Trijntje stond op van de strozak. De zon was nog maar net op. Nu al begon de gracht enorm te stinken. Het zou een warme dag worden vandaag. Ze kleedde zich snel aan en liep naar buiten. Vandaag zou ze weer erg haar best moeten doen om eten te verzamelen voor het gezin. Haar vader had al een paar dagen niet kunnen werken en had dus geen geld ingebracht. Het geld wat moeder inbracht met haar werk in de spinnerij was vaak net genoeg om oud brood en melk te kopen. Moeder was al voor zonsopgang naar de spinnerij gegaan. ‘Volgend jaar’ had ze tegen Trijntje gezegd, ‘ben je twaalf en wordt het tijd om ook mee te gaan naar de spinnerij om aan het werk te gaan. Geertrui is dan acht en oud genoeg om voor de kleintjes te zorgen’.
‘Vandaag,’ dacht Trijntje verheugt, ‘vandaag is het woensdag en is het markt, dan kan ik meestal wel genoeg eten vinden.’ Op woensdag loopt Trijntje altijd de poorten langs en de straten die van de poorten naar de markt lopen. Veel boerenwagens die spullen naar de markt brengen, verliezen wel eens iets als ze door de smalle straten naar de markt rijden. Trijntje had geluk. Bij de derde poort zag ze iets liggen aan de kant van de weg. Het was een klein wit kooltje. Snel raapte ze het op en stopte ze het in de zak van haar schort. ‘Gelukkig!’ dacht ze, ‘dan kan ik vanmiddag koolsoep maken.’
Ze liep langs de gracht naar de markt. Langs de gracht stonden prachtige stenen koopmanswoningen. ‘Woonde ik maar in zo’n woning,’ dacht Trijntje dromerig, ‘dan kon ik leren lezen en schrijven...’ KIJK UIT WICHTJE... vlak voor de voeten van Trijntje werd een schillenmand geleegd. Dat was net op het nippertje... hoewel, van uienschillen kon je goed soep trekken en de eindjes van worteltjes konden ook prima in de soep... wat die rijken al niet weggooien. Ze stopte alles in de zak van haar schort en liep snel verder.
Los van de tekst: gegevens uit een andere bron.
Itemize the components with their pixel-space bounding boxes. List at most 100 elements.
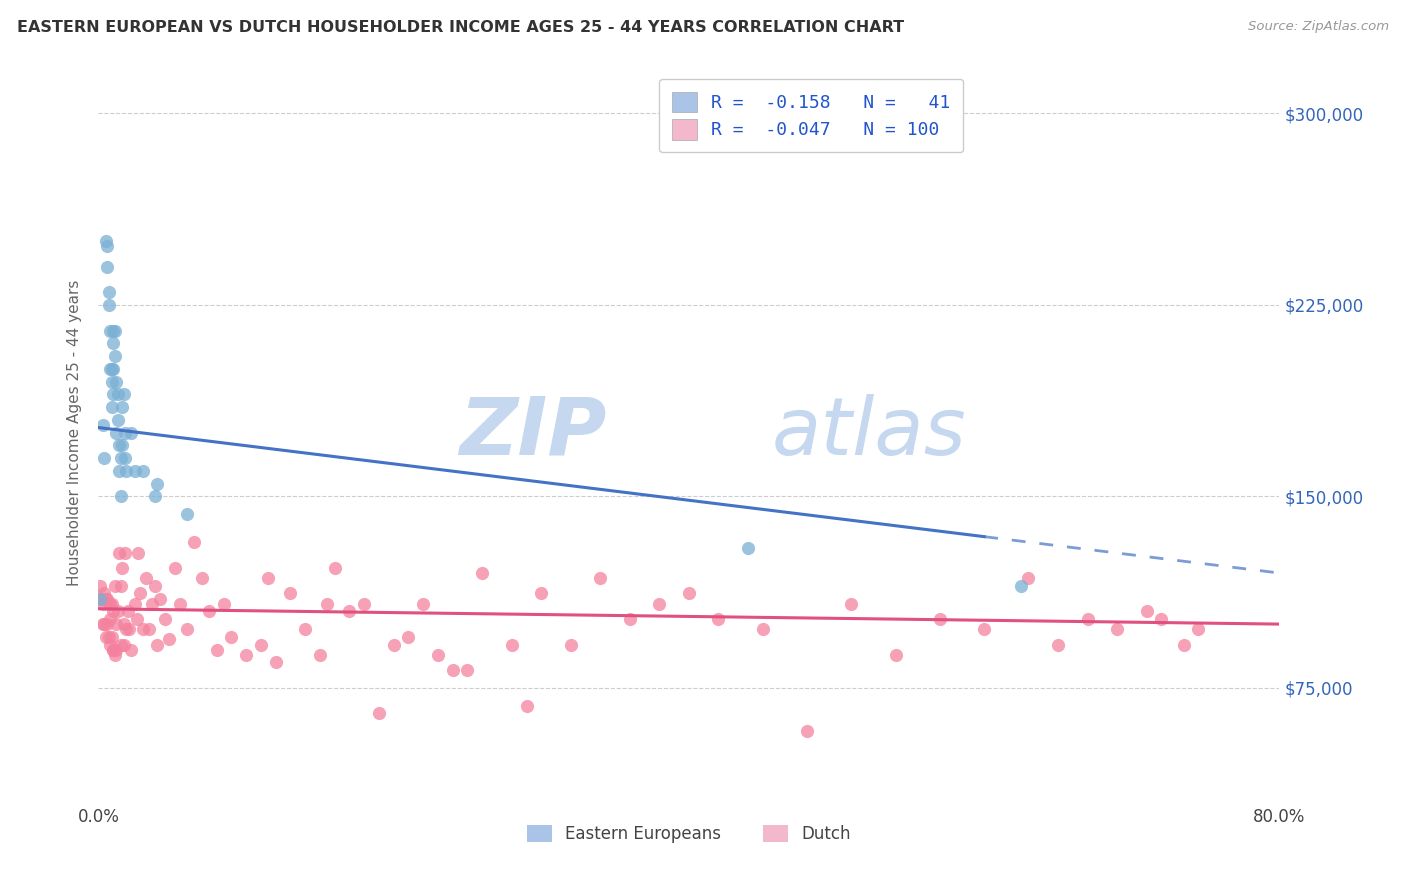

De markt was al in volle gang. Boeren van ver buiten Amsterdam verkochten prachtige kazen en groenten, ook zag Trijntje grote manden met eieren. Ze keek goed naar de grond om te kijken of ze ergens broodresten zag liggen. Na een lange speurtocht over de grond, tussen de benen van dienstmeiden had ze twee korsten brood gevonden en een heleboel kruimels oud zwart brood. ‘Nu kan ik tenminste vanavond pap maken,’ dacht ze.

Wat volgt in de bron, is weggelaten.